In determining the appropriate standard of review, the court noted that the issue on the application raised only the question of the statutory interpretation of s.68.1(8)(a). This raised a true question of jurisdiction of the nature contemplated by the Supreme Court of Canada in Dunsmuir v. New Brunswick,  S.C.J. No. 9 - whether the Act gives the Board the authority to decide the respondent’s complaint. The court noted that such a question attracts a correctness standard of review as a question of law. If the Board’s interpretation was incorrect, the decision was invalid as the Board would be found to have been ultra vires.
The court reviewed s.68.1 of the Act and noted that the object of this section was to ensure that the requirements of natural justice were adhered to in decision-making that affects the interests and rights of children and their parents. The section prevents the Board from conducting a review of a complaint if the subject of the complaint is an issue that is before the court. In such circumstances, even if the Society has taken a position in the proceedings before the court, the ultimate decision-maker is the court in the exercise of its statutory authority and its inherent jurisdiction as parens patriae. The court noted that the exception in s.68.1(a) reflected the fact that the statutory and common-law requirements of natural justice in respect of hearings before a court exclude the need for the Board to review such decisions. The court found that it necessarily follows that the Board’s jurisdiction is also excluded if the specific decision at issue could have been brought before the court by a parent or a child in the child protection proceedings. Based on this conclusion, the court held that the Board erred in concluding that it had jurisdiction to review the respondent’s complaint.

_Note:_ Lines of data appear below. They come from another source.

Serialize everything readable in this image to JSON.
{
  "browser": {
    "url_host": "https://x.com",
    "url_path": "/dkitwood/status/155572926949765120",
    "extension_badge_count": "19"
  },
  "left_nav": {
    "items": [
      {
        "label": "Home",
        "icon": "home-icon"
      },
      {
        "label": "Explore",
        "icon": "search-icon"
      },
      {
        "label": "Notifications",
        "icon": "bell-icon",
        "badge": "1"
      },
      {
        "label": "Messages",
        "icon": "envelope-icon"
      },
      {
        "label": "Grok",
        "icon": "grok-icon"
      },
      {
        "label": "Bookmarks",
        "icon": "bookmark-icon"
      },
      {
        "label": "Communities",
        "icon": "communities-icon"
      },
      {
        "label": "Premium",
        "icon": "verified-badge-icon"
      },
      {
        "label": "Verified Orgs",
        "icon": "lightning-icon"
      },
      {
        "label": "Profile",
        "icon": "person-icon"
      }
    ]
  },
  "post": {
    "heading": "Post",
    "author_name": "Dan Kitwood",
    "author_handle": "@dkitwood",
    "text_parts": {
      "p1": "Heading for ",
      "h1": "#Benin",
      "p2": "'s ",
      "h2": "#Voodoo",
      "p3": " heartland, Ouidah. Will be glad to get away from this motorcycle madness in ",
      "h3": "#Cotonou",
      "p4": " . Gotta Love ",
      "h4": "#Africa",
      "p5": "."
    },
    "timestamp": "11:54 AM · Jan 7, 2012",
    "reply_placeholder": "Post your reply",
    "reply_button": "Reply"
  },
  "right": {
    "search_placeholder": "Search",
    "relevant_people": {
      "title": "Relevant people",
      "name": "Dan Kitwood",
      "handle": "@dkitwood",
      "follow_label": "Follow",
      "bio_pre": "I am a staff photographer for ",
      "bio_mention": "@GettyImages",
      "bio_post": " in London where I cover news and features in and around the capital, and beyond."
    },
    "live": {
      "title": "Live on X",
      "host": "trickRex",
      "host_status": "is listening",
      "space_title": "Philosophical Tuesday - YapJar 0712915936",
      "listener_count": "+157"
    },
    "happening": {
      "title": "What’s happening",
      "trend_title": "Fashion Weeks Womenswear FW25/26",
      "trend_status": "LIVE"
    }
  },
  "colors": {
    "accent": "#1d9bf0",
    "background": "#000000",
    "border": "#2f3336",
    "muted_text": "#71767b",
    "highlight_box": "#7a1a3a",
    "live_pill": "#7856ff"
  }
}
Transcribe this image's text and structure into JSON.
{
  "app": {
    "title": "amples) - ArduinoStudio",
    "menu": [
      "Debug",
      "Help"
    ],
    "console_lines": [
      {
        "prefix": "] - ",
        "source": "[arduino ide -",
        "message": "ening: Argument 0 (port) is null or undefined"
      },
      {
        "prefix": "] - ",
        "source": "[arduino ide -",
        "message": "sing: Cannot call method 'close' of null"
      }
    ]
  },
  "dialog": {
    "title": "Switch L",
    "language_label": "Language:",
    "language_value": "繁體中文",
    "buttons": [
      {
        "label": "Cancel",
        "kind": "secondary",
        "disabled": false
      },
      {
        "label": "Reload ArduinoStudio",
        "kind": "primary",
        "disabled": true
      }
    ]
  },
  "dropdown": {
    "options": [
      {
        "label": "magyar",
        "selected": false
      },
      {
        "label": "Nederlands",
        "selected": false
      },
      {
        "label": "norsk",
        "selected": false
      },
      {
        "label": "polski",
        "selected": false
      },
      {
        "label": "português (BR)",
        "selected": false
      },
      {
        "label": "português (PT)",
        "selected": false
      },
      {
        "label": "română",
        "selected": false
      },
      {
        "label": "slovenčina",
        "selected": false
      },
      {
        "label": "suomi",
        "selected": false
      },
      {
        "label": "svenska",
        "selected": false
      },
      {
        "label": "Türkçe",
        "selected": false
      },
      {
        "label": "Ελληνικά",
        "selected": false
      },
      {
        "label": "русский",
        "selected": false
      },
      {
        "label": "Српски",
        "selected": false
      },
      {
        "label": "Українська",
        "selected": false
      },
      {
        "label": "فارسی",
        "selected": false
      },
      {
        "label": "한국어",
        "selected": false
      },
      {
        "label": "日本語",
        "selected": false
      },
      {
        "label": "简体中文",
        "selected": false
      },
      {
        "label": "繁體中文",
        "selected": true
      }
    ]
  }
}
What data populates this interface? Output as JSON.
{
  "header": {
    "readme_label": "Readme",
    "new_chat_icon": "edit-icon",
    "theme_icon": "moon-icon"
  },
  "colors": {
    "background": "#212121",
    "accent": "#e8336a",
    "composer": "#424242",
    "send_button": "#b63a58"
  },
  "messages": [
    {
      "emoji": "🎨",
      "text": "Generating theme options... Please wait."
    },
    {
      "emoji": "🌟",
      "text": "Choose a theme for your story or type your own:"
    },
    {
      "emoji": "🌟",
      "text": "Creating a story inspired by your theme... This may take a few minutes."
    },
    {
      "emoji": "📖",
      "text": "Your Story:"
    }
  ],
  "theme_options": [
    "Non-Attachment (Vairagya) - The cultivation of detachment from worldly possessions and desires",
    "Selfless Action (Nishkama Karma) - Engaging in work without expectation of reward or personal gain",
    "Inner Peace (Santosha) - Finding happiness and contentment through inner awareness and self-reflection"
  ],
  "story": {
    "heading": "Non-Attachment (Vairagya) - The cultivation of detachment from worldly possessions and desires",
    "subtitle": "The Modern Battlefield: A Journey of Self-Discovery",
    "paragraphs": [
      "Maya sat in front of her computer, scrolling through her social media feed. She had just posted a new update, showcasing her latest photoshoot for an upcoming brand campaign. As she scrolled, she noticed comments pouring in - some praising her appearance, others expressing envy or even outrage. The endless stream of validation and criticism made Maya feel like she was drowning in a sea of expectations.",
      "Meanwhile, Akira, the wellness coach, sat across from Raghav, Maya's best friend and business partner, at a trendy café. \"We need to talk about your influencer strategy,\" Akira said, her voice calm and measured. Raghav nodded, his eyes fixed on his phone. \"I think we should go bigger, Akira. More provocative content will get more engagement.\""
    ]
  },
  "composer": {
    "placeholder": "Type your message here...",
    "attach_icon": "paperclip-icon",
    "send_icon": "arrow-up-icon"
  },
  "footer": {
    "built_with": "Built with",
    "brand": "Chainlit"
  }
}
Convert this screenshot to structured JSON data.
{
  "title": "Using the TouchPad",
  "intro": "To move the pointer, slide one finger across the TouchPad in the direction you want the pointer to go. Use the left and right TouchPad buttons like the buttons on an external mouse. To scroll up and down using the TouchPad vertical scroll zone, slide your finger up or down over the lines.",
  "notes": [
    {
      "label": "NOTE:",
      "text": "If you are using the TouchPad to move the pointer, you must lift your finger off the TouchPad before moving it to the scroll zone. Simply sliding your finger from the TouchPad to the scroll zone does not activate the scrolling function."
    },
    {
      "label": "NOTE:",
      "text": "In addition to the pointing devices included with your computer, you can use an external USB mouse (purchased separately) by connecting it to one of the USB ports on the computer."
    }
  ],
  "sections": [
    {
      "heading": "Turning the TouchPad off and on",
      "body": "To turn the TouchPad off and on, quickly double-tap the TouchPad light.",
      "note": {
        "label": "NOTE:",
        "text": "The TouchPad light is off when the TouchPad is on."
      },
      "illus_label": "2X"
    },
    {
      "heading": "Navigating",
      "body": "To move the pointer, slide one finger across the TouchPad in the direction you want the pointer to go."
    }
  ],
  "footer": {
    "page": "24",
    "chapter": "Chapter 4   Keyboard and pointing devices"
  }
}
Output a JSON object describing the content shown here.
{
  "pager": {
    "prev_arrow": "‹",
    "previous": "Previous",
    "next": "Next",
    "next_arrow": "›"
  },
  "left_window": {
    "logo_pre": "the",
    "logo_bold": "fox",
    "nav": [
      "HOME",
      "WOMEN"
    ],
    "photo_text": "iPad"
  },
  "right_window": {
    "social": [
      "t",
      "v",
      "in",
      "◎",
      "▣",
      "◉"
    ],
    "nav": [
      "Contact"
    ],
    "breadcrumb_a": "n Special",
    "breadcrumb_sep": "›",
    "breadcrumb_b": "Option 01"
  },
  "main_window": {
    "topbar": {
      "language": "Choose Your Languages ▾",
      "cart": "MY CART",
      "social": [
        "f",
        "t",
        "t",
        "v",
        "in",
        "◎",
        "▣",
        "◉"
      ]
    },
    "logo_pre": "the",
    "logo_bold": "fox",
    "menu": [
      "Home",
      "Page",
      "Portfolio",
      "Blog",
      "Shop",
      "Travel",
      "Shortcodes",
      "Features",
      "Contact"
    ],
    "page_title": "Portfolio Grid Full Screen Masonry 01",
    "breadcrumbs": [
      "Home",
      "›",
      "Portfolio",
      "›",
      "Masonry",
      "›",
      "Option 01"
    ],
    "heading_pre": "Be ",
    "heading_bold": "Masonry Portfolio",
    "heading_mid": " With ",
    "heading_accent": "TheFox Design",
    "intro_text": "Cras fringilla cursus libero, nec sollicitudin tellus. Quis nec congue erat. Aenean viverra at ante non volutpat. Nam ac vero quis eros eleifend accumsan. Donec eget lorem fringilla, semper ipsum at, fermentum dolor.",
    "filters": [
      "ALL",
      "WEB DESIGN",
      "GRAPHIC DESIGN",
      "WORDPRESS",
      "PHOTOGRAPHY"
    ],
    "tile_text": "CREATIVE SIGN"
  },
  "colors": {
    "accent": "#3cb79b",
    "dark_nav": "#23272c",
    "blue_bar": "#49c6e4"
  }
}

The court noted that in respect of child protection proceedings, all decisions are ultimately made by the court, not a child welfare agency. Accordingly, there is at all times a forum in which a parent or child who believes that a child welfare agency has failed to give due regard to his or her views is entitled to have that decision reviewed and to receive written reasons from the court. The court further disagreed with the Board’s view that unless the Board had power to review the use of court-delegated discretion by a child welfare agency there would be nobody vested with that authority. The court noted that the court was the final arbiter in respect of these issues and was available to the respondent if she was dissatisfied with the action or inaction of the Society.
In the result, the court allowed the Society’s application and set aside the decision of the Board.